Мне было не до игр и книг. Я рад был бы написать, что мое будущее «терялось в тумане» – нет, оно плавилось в жирной августовской жаре. Работы не было, за комнату я задолжал, друзья были все заняты, деньги кончались, мужское одиночество проделывало со мной странные шутки, на которые я, слабый, склонный к неоднозначным фантазиям, иногда поддавался: московские женщины, особенно в слепящий оранжевый полдень, нередко выглядят со спины или значительно старше, или сильно моложе своих настоящих лет (если у женщины вообще есть какой-то конечный, паспортный возраст), – и я представлял, что будет, если закрутить роман с той аккуратной, тонко сложенной и дорого пахнущей девушкой со старушечьим лицом и вместо этого лица представлять милую кошачью девчачью мордочку вон той рыхлой, складчатой, приземистой бабы. На жаре, в одиночестве можно не заметить, как любовь к парадоксу, каламбуру, карикатуре принимает форму откровенно больничного бреда. Я передергивался от отвращения и поспешно застегивал где-то в мозгу соответствующую ширинку, прищемляя на секунду родившееся обманчивое, ненужное, но все же теплое чувство.

Я слонялся по городу, бесплодно звонил знакомым, испуганно думая, что говорить, если кто-то все же возьмет трубку, по полдня, стоя от уважения, читал в книжных магазинах некоторых современных авторов, несомненно пробуждавших добрые чувства, но лишь определенного, природоохранного толка: жалко было деревьев, пущенных на эту печать. По вечерам я химически расцвечивал свою внутренность, чувственность, потусторонность – сплошь колючие остья суффиксов, выкошенный словарь; три дня подряд, положим, пил водку, которая поступала со мной довольно хитро: усиливала чувства словесности и телесности, но переводила их в обманчиво высший, бесплотный ряд, и хотелось уже не добиваться свиданий или строить крепкий сюжет, а просто писать, желательно женщине, и я легко болтал с приятельницей в скайпе, и маленький оранжевый бегающий карандашик выглядел чертовски женственно и мило. Конечно же, бесплотность наутро оборачивалась бесплодностью.
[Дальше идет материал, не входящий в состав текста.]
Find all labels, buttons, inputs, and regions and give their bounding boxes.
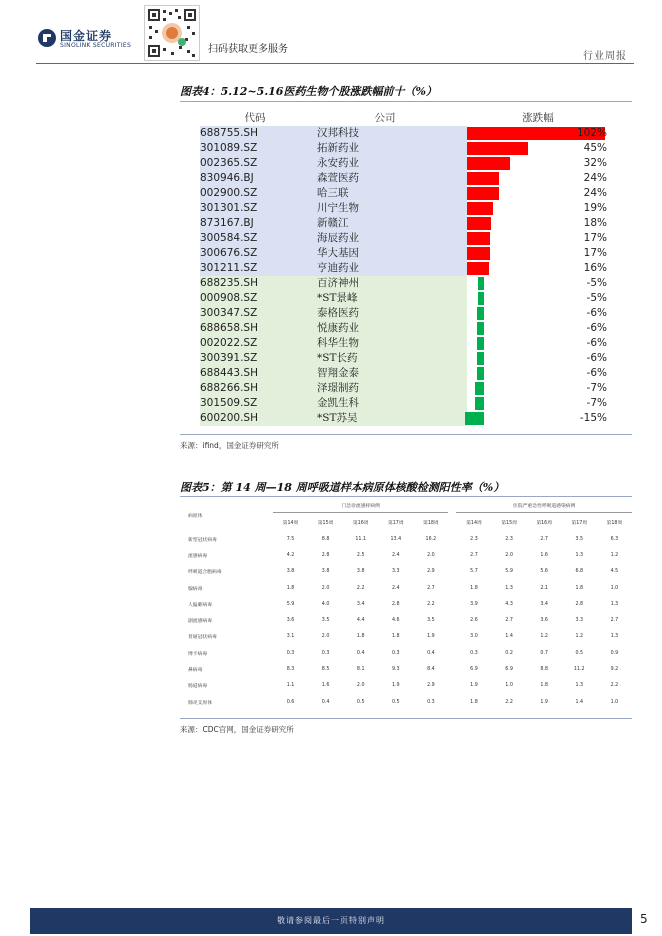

Или, все-таки встретившись с другом, мы до истерики курили гашиш, и от него у меня не было никаких неприятностей, лишь удивительно глупые и несуразные записи в блокноте, казавшиеся накануне такими глубокомысленными. После гашиша я блаженно тонул в ванне, перечитывая любимых писателей. На водочных же отходняках, довольно тяжелых, с бессонницей, тенями по углам, ритмичными шорохами и повышенным вниманием к балкону, я спасался пирожными, клубникой, арбузами – при виде последних у меня слабеют ноги, как у припозднившейся девственницы от первого, оставляющего красный мокрый след крепкого поцелуя в шею.

Появилась раздражающая игра: ложась пьяным в постель, я бледно, но яростно черкал что-то в блокноте, и наутро долго разглядывал эти иероглифы, татуировки, шифровки, но нельзя было разобрать ни слова – а сколько зародышей повестей там могло быть! Водка – это не престидижитатор-гашиш, она ядовито правдива, с ней так хорошо, чисто, слезливо мечтается. Работы по-прежнему было не найти, и я брезгливо рассматривал свой свеженький синий диплом лучшего вуза в стране. Высшее образование сроднится с алкоголизмом тем, что наличие и того и другого удостоверяется на акцизной гербовой бумаге. Впрочем, напившись, я примирительно чокался с дипломом.